"It isn't as though she were the sort of girl who can't take care of herself," said Lady St. Craye to the Inward Monitor who was buzzing its indiscreet common-places in her ear. "I've really done her a good turn by sending her to Grez. No--it's not in the least compromising for a girl to stay at the same hotel. And besides, there are lots of amusing people there, I expect. She'll have a delightful time, and get to know that Temple boy really well. I'm sure he'd repay investigation. If I weren't a besotted fool I could have pursued those researches myself. But it's not what's worth having that one wants; it's--it's what one does want. Yes. That's all."

Paris was growing intolerable. But for--well, a thousand reasons--Lady St. Craye would already have left it. The pavements were red-hot. When one drove it was through an air like the breath from the open mouth of a furnace.

She kept much within doors, filled her rooms with roses, and lived with every window open. Her balcony, too, was full of flowers, and the striped sun-blinds beyond each open window kept the rooms in pleasant shadow.

"But suppose something happens to her--all alone there," said the Inward Monitor.

"Nothing will. She's not that sort of girl." Her headache had been growing worse these three days. The Inward Monitor might have had pity, remembering that--but no.

"You told Him that all girls were the same sort of girls," said the pitiless voice.

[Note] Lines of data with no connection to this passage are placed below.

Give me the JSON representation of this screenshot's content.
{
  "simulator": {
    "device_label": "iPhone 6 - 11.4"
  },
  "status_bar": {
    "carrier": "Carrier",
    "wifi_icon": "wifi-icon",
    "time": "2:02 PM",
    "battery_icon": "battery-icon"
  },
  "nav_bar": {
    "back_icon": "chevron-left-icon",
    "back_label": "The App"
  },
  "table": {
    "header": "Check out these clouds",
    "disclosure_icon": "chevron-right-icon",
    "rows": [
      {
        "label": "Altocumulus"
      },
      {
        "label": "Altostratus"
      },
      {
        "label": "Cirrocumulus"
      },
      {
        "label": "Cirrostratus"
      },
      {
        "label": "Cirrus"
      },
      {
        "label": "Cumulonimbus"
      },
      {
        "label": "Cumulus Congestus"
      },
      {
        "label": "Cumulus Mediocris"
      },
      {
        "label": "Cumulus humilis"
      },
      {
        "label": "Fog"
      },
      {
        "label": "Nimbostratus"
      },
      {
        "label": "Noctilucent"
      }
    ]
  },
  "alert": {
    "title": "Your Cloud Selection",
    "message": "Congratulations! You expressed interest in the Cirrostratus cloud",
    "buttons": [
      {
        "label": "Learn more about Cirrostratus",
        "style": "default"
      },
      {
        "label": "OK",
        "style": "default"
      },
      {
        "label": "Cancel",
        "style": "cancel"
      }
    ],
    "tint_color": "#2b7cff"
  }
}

"I didn't mean in that way. I suppose you'd have liked me to write that anonymous letter and restore her to the bosom of her furious family? I've done the girl a good turn--for what she did for me. She's a good little thing--too good for him, even if I didn't happen to--And Temple's her ideal mate. I wonder if he's found it out yet? He must have by now: three weeks in the same hotel."

Temple, however, was not in the same hotel. The very day of the river rescue and the double omelette he had moved his traps a couple of miles down the river to Montigny.

A couple of miles is a good distance. Also a very little way, as you choose to take it.

"You know it was a mean trick," said the Inward Monitor. "Why not have let the girl go away where she could be alone--and get over it?"

"Oh, be quiet!" said Lady St. Craye. "I never knew myself so tiresome before. I think I must be going to be ill. My head feels like an ice in an omelette."